Standard treatment for symptomatic myelofibrosis (MF) patients includes JAK inhibitors (JAKi) like ruxolitinib and fedratinib [1,2,3,4], but their effectiveness is often limited by transient responses and the development of cytopenias [5]. Recently, momelotinib received FDA and EMA approval for treating splenomegaly and disease-related symptoms in adult patients with MF and anemia. In addition to JAK1/JAK2 inhibition, momelotinib targets the activin A receptor type 1 (ACVR1), which regulates iron metabolism through hepcidin, contributing to its unique therapeutic profile [6]. The efficacy of momelotinib in improving symptoms, reducing spleen size, increasing hemoglobin (Hb) levels, and reducing transfusion dependency in both JAKi naïve and JAKi exposed MF patients has been demonstrated in several clinical trials [7,8,9,10,11].

Given its recent approval, real-world data on momelotinib use is still limited. To gather evidence on its efficacy and safety in routine practice, the Spanish Group of Philadelphia-negative Myeloproliferative Neoplasms (GEMFIN) initiated the MOMGEMFIN study, analyzing MF patients treated with momelotinib through a managed access program.

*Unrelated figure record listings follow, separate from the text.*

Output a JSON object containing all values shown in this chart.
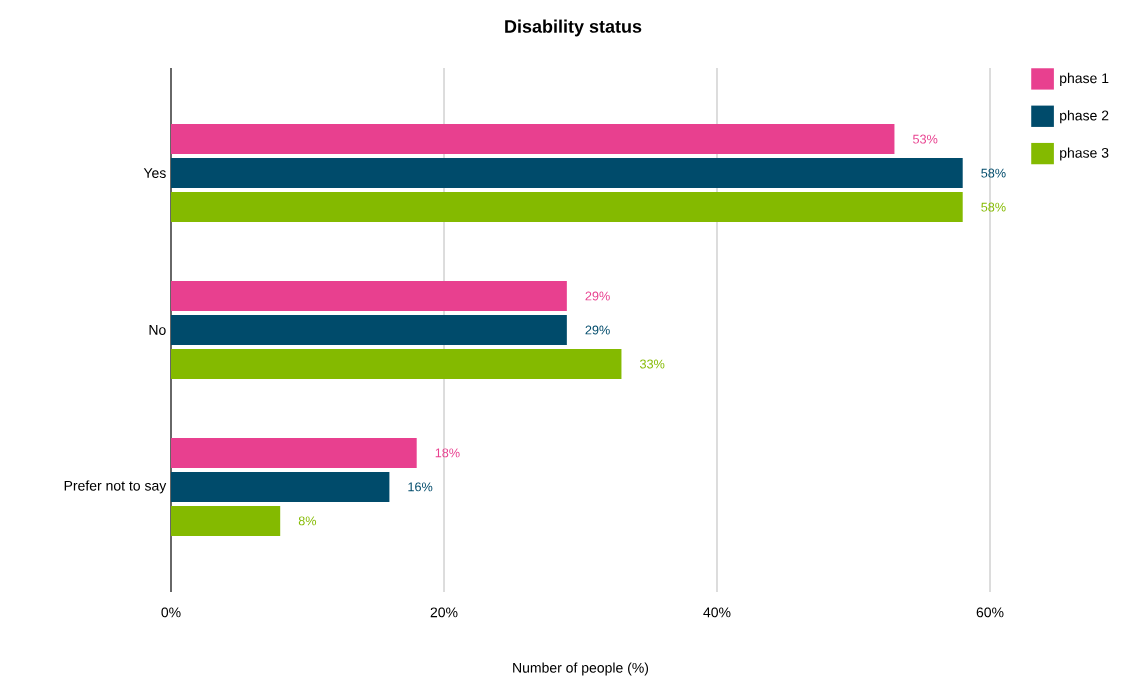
{
  "chart_data": {
    "type": "bar",
    "orientation": "horizontal",
    "title": "Disability status",
    "xlabel": "Number of people (%)",
    "categories": [
      "Yes",
      "No",
      "Prefer not to say"
    ],
    "series": [
      {
        "name": "phase 1",
        "color": "#e8408f",
        "values": [
          53,
          29,
          18
        ],
        "value_labels": [
          "53%",
          "29%",
          "18%"
        ]
      },
      {
        "name": "phase 2",
        "color": "#004b6b",
        "values": [
          58,
          29,
          16
        ],
        "value_labels": [
          "58%",
          "29%",
          "16%"
        ]
      },
      {
        "name": "phase 3",
        "color": "#84ba00",
        "values": [
          58,
          33,
          8
        ],
        "value_labels": [
          "58%",
          "33%",
          "8%"
        ]
      }
    ],
    "xlim": [
      0,
      60
    ],
    "xticks": [
      {
        "value": 0,
        "label": "0%"
      },
      {
        "value": 20,
        "label": "20%"
      },
      {
        "value": 40,
        "label": "40%"
      },
      {
        "value": 60,
        "label": "60%"
      }
    ],
    "grid": "x",
    "legend": "top right"
  }
}
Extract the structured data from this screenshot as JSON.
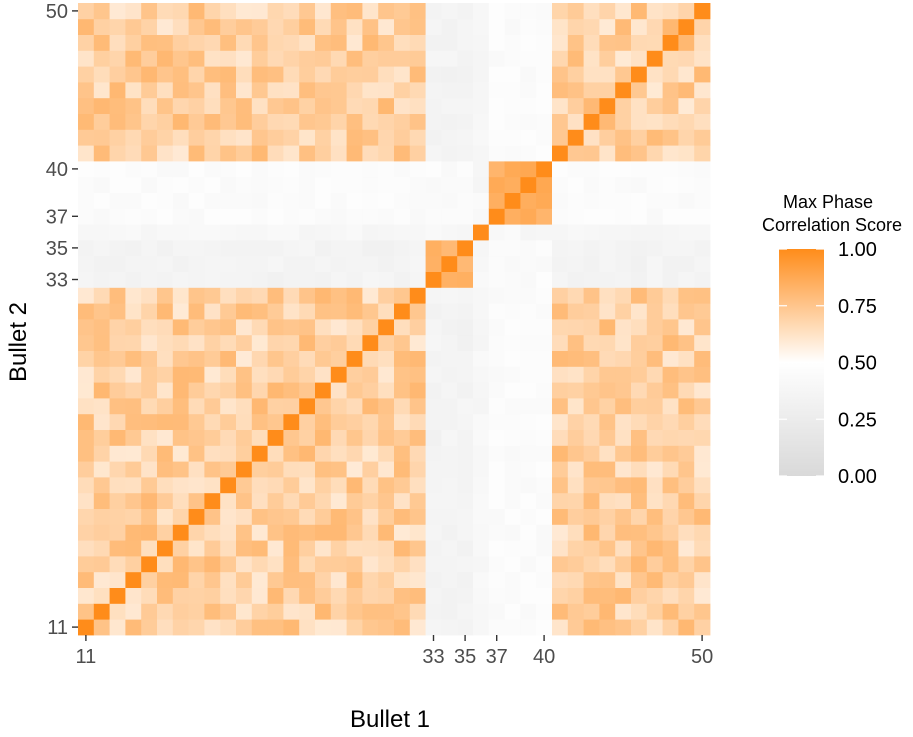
{
  "chart_data": {
    "type": "heatmap",
    "xlabel": "Bullet 1",
    "ylabel": "Bullet 2",
    "x_range": [
      11,
      50
    ],
    "y_range": [
      11,
      50
    ],
    "x_ticks": [
      11,
      33,
      35,
      37,
      40,
      50
    ],
    "y_ticks": [
      11,
      33,
      35,
      37,
      40,
      50
    ],
    "grid": false,
    "colors": {
      "low": "#d9d9d9",
      "mid": "#ffffff",
      "high": "#ff8c1a"
    },
    "legend": {
      "title_lines": [
        "Max Phase",
        "Correlation Score"
      ],
      "ticks": [
        1.0,
        0.75,
        0.5,
        0.25,
        0.0
      ],
      "tick_labels": [
        "1.00",
        "0.75",
        "0.50",
        "0.25",
        "0.00"
      ],
      "range": [
        0,
        1
      ],
      "midpoint": 0.5,
      "placement": "right"
    },
    "blocks": {
      "group_a": {
        "bullets": "11-32, 41-50",
        "typical_score": 0.7
      },
      "group_b": {
        "bullets": "33-35",
        "typical_score": 0.82
      },
      "group_c": {
        "bullets": "37-40",
        "typical_score": 0.85
      },
      "diagonal_score": 1.0,
      "a_vs_b_score": 0.35,
      "a_vs_c_score": 0.45,
      "b_vs_c_score": 0.45,
      "bullet_36_score": 0.4
    }
  }
}
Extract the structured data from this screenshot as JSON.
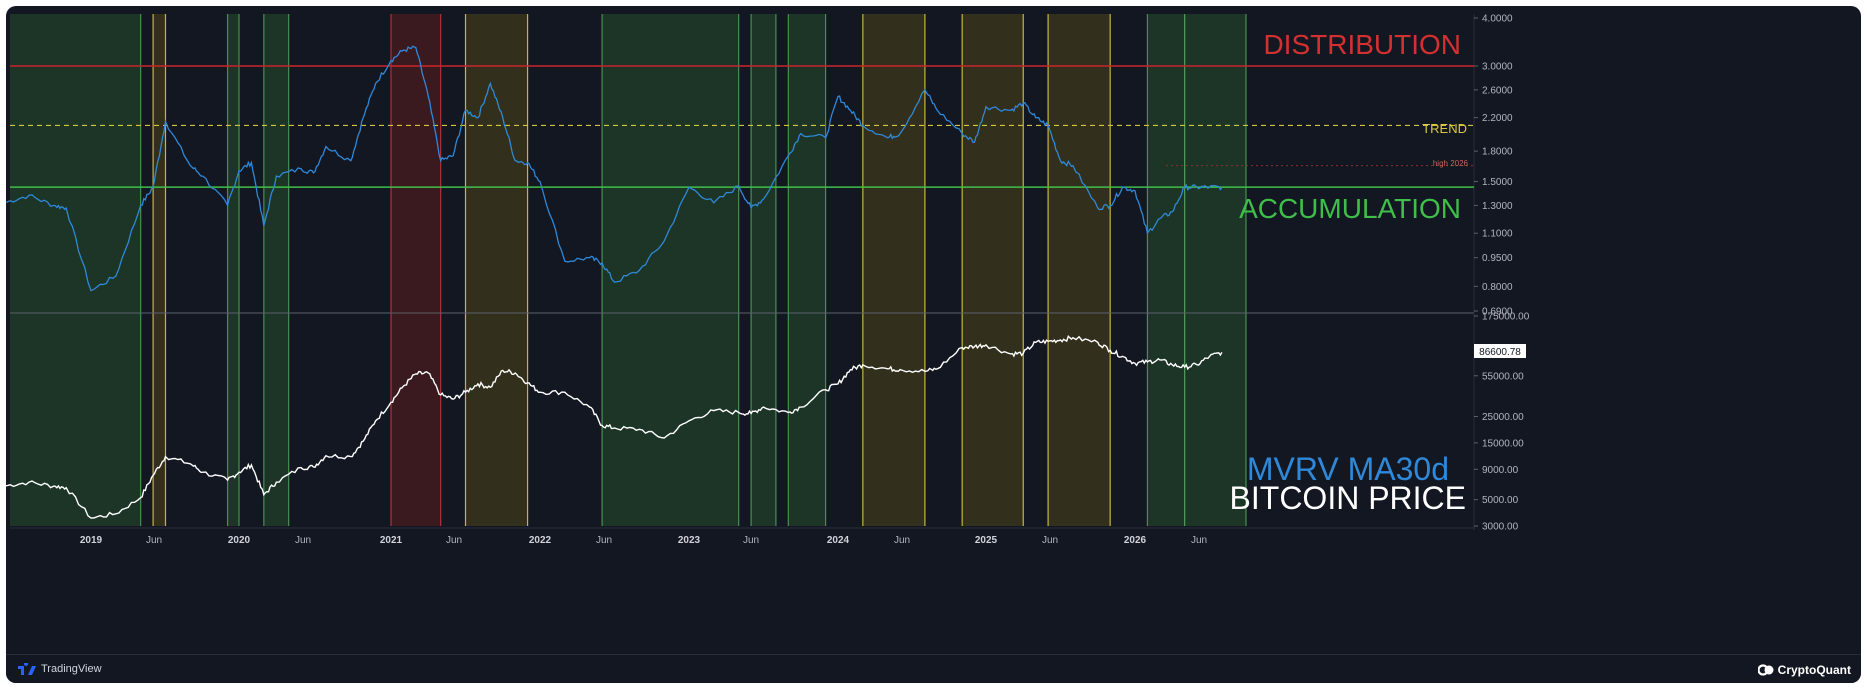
{
  "annotations": {
    "distribution": "DISTRIBUTION",
    "trend": "TREND",
    "high_note": "high 2026",
    "accumulation": "ACCUMULATION",
    "mvrv_legend": "MVRV MA30d",
    "price_legend": "BITCOIN PRICE",
    "last_price": "86600.78"
  },
  "branding": {
    "left": "TradingView",
    "right": "CryptoQuant"
  },
  "colors": {
    "background": "#131722",
    "mvrv_line": "#2f88d8",
    "price_line": "#ffffff",
    "distribution_line": "#c9252a",
    "trend_line": "#d4c53a",
    "accumulation_line": "#3fbf4a",
    "green_band": "#20402a",
    "yellow_band": "#3d3a1c",
    "red_band": "#4a1c1f"
  },
  "chart_data": [
    {
      "type": "line",
      "name": "MVRV MA30d",
      "scale": "log",
      "ylim": [
        0.69,
        4.0
      ],
      "y_ticks": [
        "4.0000",
        "3.0000",
        "2.6000",
        "2.2000",
        "1.8000",
        "1.5000",
        "1.3000",
        "1.1000",
        "0.9500",
        "0.8000",
        "0.6900"
      ],
      "y_tick_values": [
        4.0,
        3.0,
        2.6,
        2.2,
        1.8,
        1.5,
        1.3,
        1.1,
        0.95,
        0.8,
        0.69
      ],
      "levels": {
        "distribution": 3.0,
        "trend": 2.1,
        "high_2026": 1.65,
        "accumulation": 1.45
      },
      "x": [
        "2018-06",
        "2018-08",
        "2018-10",
        "2018-11",
        "2019-01",
        "2019-03",
        "2019-05",
        "2019-06",
        "2019-07",
        "2019-09",
        "2019-10",
        "2019-12",
        "2020-01",
        "2020-02",
        "2020-03",
        "2020-04",
        "2020-06",
        "2020-07",
        "2020-08",
        "2020-10",
        "2020-11",
        "2020-12",
        "2021-01",
        "2021-02",
        "2021-03",
        "2021-04",
        "2021-05",
        "2021-06",
        "2021-07",
        "2021-08",
        "2021-09",
        "2021-10",
        "2021-11",
        "2021-12",
        "2022-01",
        "2022-03",
        "2022-05",
        "2022-06",
        "2022-07",
        "2022-09",
        "2022-11",
        "2023-01",
        "2023-03",
        "2023-05",
        "2023-06",
        "2023-07",
        "2023-09",
        "2023-10",
        "2023-12",
        "2024-01",
        "2024-02",
        "2024-03",
        "2024-05",
        "2024-06",
        "2024-08",
        "2024-09",
        "2024-11",
        "2024-12",
        "2025-01",
        "2025-03",
        "2025-04",
        "2025-05",
        "2025-06",
        "2025-07",
        "2025-08",
        "2025-10",
        "2025-11",
        "2025-12",
        "2026-01",
        "2026-02",
        "2026-03",
        "2026-04",
        "2026-05",
        "2026-06",
        "2026-07",
        "2026-08"
      ],
      "values": [
        1.32,
        1.38,
        1.3,
        1.28,
        0.78,
        0.85,
        1.3,
        1.45,
        2.15,
        1.65,
        1.55,
        1.3,
        1.6,
        1.68,
        1.15,
        1.55,
        1.62,
        1.58,
        1.85,
        1.7,
        2.2,
        2.7,
        3.1,
        3.3,
        3.35,
        2.5,
        1.7,
        1.75,
        2.3,
        2.2,
        2.7,
        2.2,
        1.7,
        1.68,
        1.5,
        0.93,
        0.95,
        0.92,
        0.82,
        0.88,
        1.05,
        1.45,
        1.32,
        1.46,
        1.28,
        1.35,
        1.75,
        2.0,
        1.95,
        2.5,
        2.3,
        2.1,
        1.95,
        2.0,
        2.6,
        2.3,
        2.0,
        1.9,
        2.35,
        2.3,
        2.4,
        2.2,
        2.1,
        1.7,
        1.65,
        1.28,
        1.3,
        1.45,
        1.42,
        1.1,
        1.2,
        1.25,
        1.45,
        1.45,
        1.45,
        1.45
      ]
    },
    {
      "type": "line",
      "name": "BITCOIN PRICE",
      "scale": "log",
      "ylim": [
        3000,
        175000
      ],
      "y_ticks": [
        "175000.00",
        "55000.00",
        "25000.00",
        "15000.00",
        "9000.00",
        "5000.00",
        "3000.00"
      ],
      "y_tick_values": [
        175000,
        55000,
        25000,
        15000,
        9000,
        5000,
        3000
      ],
      "last_value": 86600.78,
      "x": [
        "2018-06",
        "2018-08",
        "2018-10",
        "2018-11",
        "2019-01",
        "2019-03",
        "2019-05",
        "2019-06",
        "2019-07",
        "2019-09",
        "2019-10",
        "2019-12",
        "2020-01",
        "2020-02",
        "2020-03",
        "2020-04",
        "2020-06",
        "2020-07",
        "2020-08",
        "2020-10",
        "2020-11",
        "2020-12",
        "2021-01",
        "2021-02",
        "2021-03",
        "2021-04",
        "2021-05",
        "2021-06",
        "2021-07",
        "2021-08",
        "2021-09",
        "2021-10",
        "2021-11",
        "2021-12",
        "2022-01",
        "2022-03",
        "2022-05",
        "2022-06",
        "2022-07",
        "2022-09",
        "2022-11",
        "2023-01",
        "2023-03",
        "2023-05",
        "2023-06",
        "2023-07",
        "2023-09",
        "2023-10",
        "2023-12",
        "2024-01",
        "2024-02",
        "2024-03",
        "2024-05",
        "2024-06",
        "2024-08",
        "2024-09",
        "2024-11",
        "2024-12",
        "2025-01",
        "2025-03",
        "2025-04",
        "2025-05",
        "2025-06",
        "2025-07",
        "2025-08",
        "2025-10",
        "2025-11",
        "2025-12",
        "2026-01",
        "2026-02",
        "2026-03",
        "2026-04",
        "2026-05",
        "2026-06",
        "2026-07",
        "2026-08"
      ],
      "values": [
        6500,
        7000,
        6500,
        6300,
        3500,
        3800,
        5200,
        8000,
        11500,
        10000,
        8500,
        7300,
        8500,
        9800,
        5500,
        7000,
        9300,
        9400,
        11700,
        11500,
        15500,
        23000,
        33000,
        45000,
        57000,
        58000,
        38000,
        35000,
        40000,
        47000,
        44000,
        61000,
        58000,
        48000,
        40000,
        40000,
        30000,
        21000,
        20000,
        19500,
        16500,
        23000,
        28000,
        27000,
        26500,
        30000,
        27000,
        30000,
        42000,
        47000,
        62000,
        68000,
        63000,
        62000,
        60000,
        63000,
        95000,
        97000,
        100000,
        84000,
        85000,
        105000,
        107000,
        110000,
        115000,
        105000,
        90000,
        80000,
        70000,
        72000,
        75000,
        68000,
        65000,
        68000,
        80000,
        86600
      ]
    }
  ],
  "x_axis": {
    "labels": [
      "2019",
      "Jun",
      "2020",
      "Jun",
      "2021",
      "Jun",
      "2022",
      "Jun",
      "2023",
      "Jun",
      "2024",
      "Jun",
      "2025",
      "Jun",
      "2026",
      "Jun"
    ]
  }
}
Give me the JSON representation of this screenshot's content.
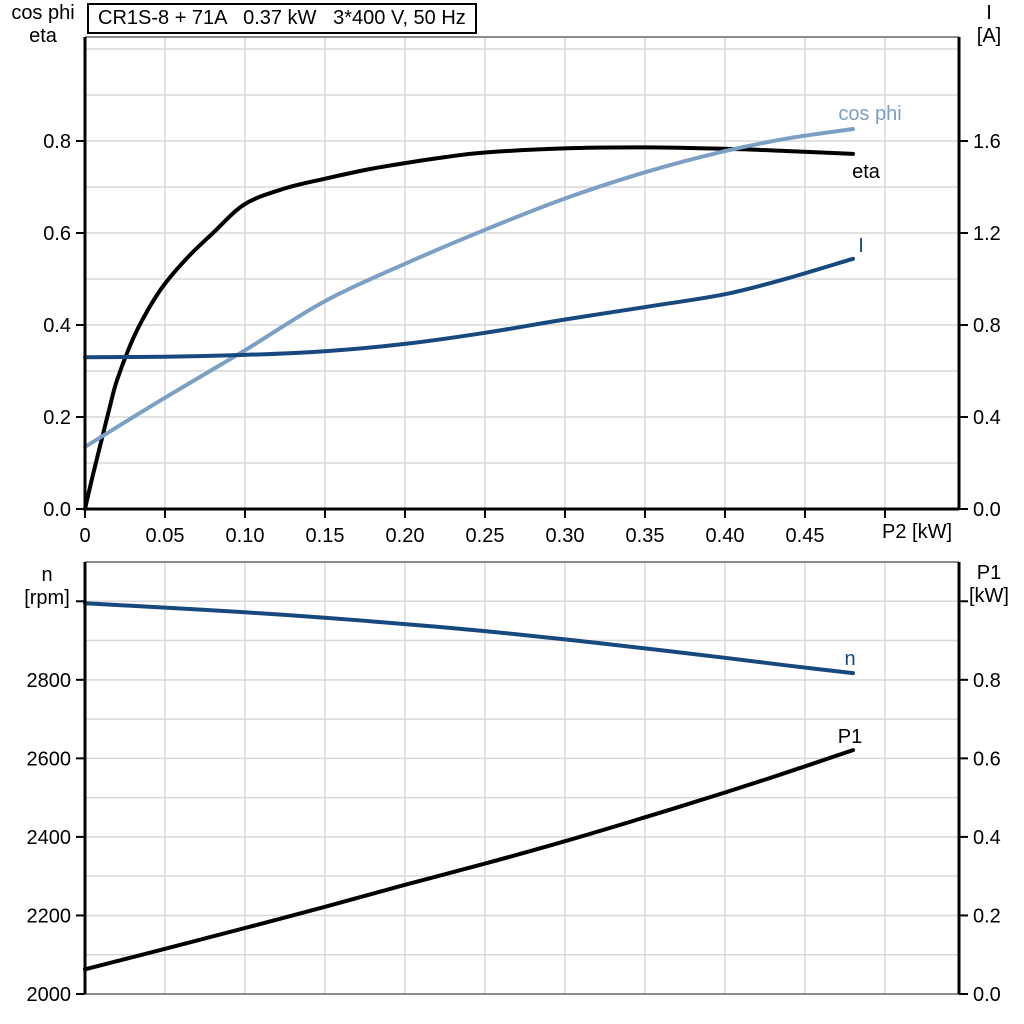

This study was a multicenter, retrospective analysis of adult patients treated with momelotinib (JAK-naïve or JAK-exposed) from March 2023 to July 2024. Eligible participants had primary or secondary MF with anemia and disease-related symptoms or symptomatic splenomegaly. Anemia was defined as Hb values less than 11 g/dL for men and less than 10 g/dL for women. Anemia response was based on the 2024 IWG-ELN criteria [12]. Transfusion dependency was classified as requiring at least one red blood cell (RBC) unit per month or three or more units over 12 weeks. Spleen evaluation followed the 2013 ELN (IWG-MRT) criteria [13]. Adverse events (AEs) were graded per CTCAE version 5.0.